A session key is a single-use symmetric key used for encrypting all messages in one communication session. A closely related term is traffic encryption key or TEK, which refers to any symmetric key that is used to encrypt traffic messages. Typically TEKs are changed frequently, in some systems daily and in others for every message.
Session keys introduce complexities in a cryptosystem. However, they also help with some real problems, which is why they are used. There are two primary reasons for using session keys:
- First, several cryptanalytic attacks are made easier as more ciphertext encrypted with a specific key is available. By limiting the number of messages encrypted using a single key, those attacks are made more difficult.

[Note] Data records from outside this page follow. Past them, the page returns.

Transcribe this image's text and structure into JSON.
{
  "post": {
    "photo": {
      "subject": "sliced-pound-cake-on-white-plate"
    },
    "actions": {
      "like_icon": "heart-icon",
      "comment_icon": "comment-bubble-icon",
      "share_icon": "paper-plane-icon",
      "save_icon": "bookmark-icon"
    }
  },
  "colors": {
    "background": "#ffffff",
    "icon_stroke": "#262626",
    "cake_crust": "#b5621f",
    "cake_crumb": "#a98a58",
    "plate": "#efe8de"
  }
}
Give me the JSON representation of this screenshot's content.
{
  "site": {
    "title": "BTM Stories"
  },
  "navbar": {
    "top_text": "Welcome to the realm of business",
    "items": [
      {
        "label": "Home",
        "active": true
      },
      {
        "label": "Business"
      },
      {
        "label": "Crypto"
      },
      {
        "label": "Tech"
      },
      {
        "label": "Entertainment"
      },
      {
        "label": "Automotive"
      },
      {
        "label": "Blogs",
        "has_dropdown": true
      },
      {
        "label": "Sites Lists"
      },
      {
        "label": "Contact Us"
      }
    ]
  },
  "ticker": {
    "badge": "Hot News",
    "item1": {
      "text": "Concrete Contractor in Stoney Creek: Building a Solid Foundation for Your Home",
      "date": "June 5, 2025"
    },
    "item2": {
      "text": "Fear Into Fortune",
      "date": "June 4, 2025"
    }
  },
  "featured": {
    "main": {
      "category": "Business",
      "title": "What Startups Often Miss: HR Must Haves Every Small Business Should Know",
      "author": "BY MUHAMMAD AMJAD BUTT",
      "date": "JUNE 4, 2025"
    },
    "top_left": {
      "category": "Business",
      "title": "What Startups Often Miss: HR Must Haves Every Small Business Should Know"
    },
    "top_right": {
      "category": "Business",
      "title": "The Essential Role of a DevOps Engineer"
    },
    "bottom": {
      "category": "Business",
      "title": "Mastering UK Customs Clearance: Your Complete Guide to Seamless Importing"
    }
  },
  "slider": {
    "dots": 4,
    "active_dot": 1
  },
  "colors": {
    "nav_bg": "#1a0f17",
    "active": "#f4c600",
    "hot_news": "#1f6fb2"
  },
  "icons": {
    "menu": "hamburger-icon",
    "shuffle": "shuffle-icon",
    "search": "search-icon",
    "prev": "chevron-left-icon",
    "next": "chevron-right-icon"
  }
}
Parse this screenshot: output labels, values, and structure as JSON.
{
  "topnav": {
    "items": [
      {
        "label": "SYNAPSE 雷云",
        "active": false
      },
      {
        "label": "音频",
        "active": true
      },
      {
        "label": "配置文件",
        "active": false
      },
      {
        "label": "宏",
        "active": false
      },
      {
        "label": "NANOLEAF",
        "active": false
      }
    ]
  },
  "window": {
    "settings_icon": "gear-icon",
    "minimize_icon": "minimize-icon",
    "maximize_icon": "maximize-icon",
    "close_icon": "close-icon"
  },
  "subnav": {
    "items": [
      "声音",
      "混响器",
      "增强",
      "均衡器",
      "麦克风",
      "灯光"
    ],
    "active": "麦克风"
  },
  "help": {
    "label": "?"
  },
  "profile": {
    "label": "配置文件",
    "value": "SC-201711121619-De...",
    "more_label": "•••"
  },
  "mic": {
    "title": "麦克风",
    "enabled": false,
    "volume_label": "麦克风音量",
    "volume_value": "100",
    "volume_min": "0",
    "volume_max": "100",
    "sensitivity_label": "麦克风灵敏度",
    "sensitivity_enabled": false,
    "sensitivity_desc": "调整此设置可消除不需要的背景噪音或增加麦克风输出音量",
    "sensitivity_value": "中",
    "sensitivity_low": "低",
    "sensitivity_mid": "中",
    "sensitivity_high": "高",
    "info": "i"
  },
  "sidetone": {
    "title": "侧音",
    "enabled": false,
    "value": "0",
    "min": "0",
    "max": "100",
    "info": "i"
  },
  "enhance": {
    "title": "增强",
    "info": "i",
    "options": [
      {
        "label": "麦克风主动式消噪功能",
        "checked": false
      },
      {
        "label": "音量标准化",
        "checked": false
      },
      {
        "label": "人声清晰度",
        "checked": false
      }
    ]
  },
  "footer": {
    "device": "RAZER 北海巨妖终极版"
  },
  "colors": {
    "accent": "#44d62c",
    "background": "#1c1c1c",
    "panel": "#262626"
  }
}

- Second, many otherwise good encryption algorithms require that keys be distributed securely before encryption can be used. All symmetric secret key algorithms have this undesirable property. There are other algorithms which don't require secure distribution of secret keys, but they are too slow to be practical for encrypting long messages (see Public-key cryptography). By using one of these "asymmetric" algorithms to distribute an encrypted secret key for another, faster, symmetric-key algorithm, it's possible to improve overall performance considerably.
Like all cryptographic keys, session keys must be chosen so that they are unpredictable by an attacker. In the usual case, this means that they must be chosen randomly. Failure to choose session keys (or any key) properly is a major drawback in any cryptosystem.